Go for things like cute florals and general cutesy girly vibes! Liz Lisa have done a couple of bedroom ideas and I would also recommend looking up Romantic Princess (roma_pri on insta). Just think: what would a princess’ room look like? And do that!
Other than old magazine scans, where do you find inspiration?
Blog posts! I spend a lot of time scrolling through Liz Lisa blogs and other gyaru blogs for inspiration. Sadly there aren’t many active ones anymore so I tend to spend hours just trawling through google to look for pictures haha.
What are the best hair colours for himekaji?
Lighter colours such as caramel blondes and light browns! Obviously you can rock it with darker hair colours (I mean… I’m a dark brunette… So….) but lighter colours would just look better.
How do you make wearing heels comfortable all day long?
I’ll be honest… I don’t really wear heels unless it’s for photos haha, and I think the same applies to a lot of people (not just himekaji!) I know that in the influencer world, most people would take photos in their heels and then immediately swap to flat shoes.
But I guess that answer really isn’t that helpful, so I would recommend going for more platform styles and go for a softer, maybe even padded, insole.

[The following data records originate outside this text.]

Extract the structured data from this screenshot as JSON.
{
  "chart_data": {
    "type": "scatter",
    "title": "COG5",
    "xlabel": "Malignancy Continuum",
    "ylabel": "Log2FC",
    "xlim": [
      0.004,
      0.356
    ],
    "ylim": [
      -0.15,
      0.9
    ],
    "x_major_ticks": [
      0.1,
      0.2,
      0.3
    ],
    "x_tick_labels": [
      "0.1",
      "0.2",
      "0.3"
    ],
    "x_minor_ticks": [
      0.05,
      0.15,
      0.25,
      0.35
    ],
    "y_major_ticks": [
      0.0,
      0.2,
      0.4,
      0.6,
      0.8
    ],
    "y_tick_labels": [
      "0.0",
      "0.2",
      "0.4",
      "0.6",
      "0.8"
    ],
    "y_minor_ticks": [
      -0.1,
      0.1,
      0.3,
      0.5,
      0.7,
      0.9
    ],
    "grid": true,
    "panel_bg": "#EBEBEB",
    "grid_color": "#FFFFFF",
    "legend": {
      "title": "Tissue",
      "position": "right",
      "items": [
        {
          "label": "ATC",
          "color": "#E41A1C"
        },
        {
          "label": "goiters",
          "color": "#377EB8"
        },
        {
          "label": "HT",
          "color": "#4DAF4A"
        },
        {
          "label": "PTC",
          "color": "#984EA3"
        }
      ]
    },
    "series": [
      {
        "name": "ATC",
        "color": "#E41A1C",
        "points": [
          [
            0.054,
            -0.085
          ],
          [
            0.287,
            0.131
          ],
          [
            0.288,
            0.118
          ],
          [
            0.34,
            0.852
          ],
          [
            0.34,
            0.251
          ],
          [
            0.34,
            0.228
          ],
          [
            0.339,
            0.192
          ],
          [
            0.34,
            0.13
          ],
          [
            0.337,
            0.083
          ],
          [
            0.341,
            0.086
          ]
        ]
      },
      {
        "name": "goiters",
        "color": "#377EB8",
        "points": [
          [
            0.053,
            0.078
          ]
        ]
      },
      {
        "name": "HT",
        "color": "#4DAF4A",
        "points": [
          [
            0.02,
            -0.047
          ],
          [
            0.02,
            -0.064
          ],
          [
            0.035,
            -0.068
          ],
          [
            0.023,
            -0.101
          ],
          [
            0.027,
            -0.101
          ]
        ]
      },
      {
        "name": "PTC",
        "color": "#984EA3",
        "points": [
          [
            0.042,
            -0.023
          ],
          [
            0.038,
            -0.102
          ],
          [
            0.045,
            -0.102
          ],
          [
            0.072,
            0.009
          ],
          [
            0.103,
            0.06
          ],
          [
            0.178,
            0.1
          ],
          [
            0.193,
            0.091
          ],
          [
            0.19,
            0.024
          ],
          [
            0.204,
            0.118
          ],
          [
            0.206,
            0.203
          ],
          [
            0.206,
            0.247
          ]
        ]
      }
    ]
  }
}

I would also recommend going for shoes that have quite a tall platform in the front so that there’s less of a height difference between that and the heel. Also, it is a lot easier to walk in heels with a thicker, well, heel than a thin stiletto. (gosh that was a lot of “heels”…)
What tips would you give to a beginner?
DO YOUR RESEARCH. Honestly, Pinterest is my best friend, and I loooove saving lots and lots of himekaji inspo! The more inspiration you have, the better. If it helps, copy outfits until you get the general idea of the himekaji aesthetic. I would also suggest not to jump straight into brand but to instead try to imitate looks using local brands… Only buy brand when you’re definitely set on himekaji. Because you don’t want to buy a lot of stuff only to lost interest 6 months later!
And there we have it!
I have to admit… I am pretty exhausted after that tehe, but I hope it answers all of your questions! Please let me know if there’s anything else you’re stuck on.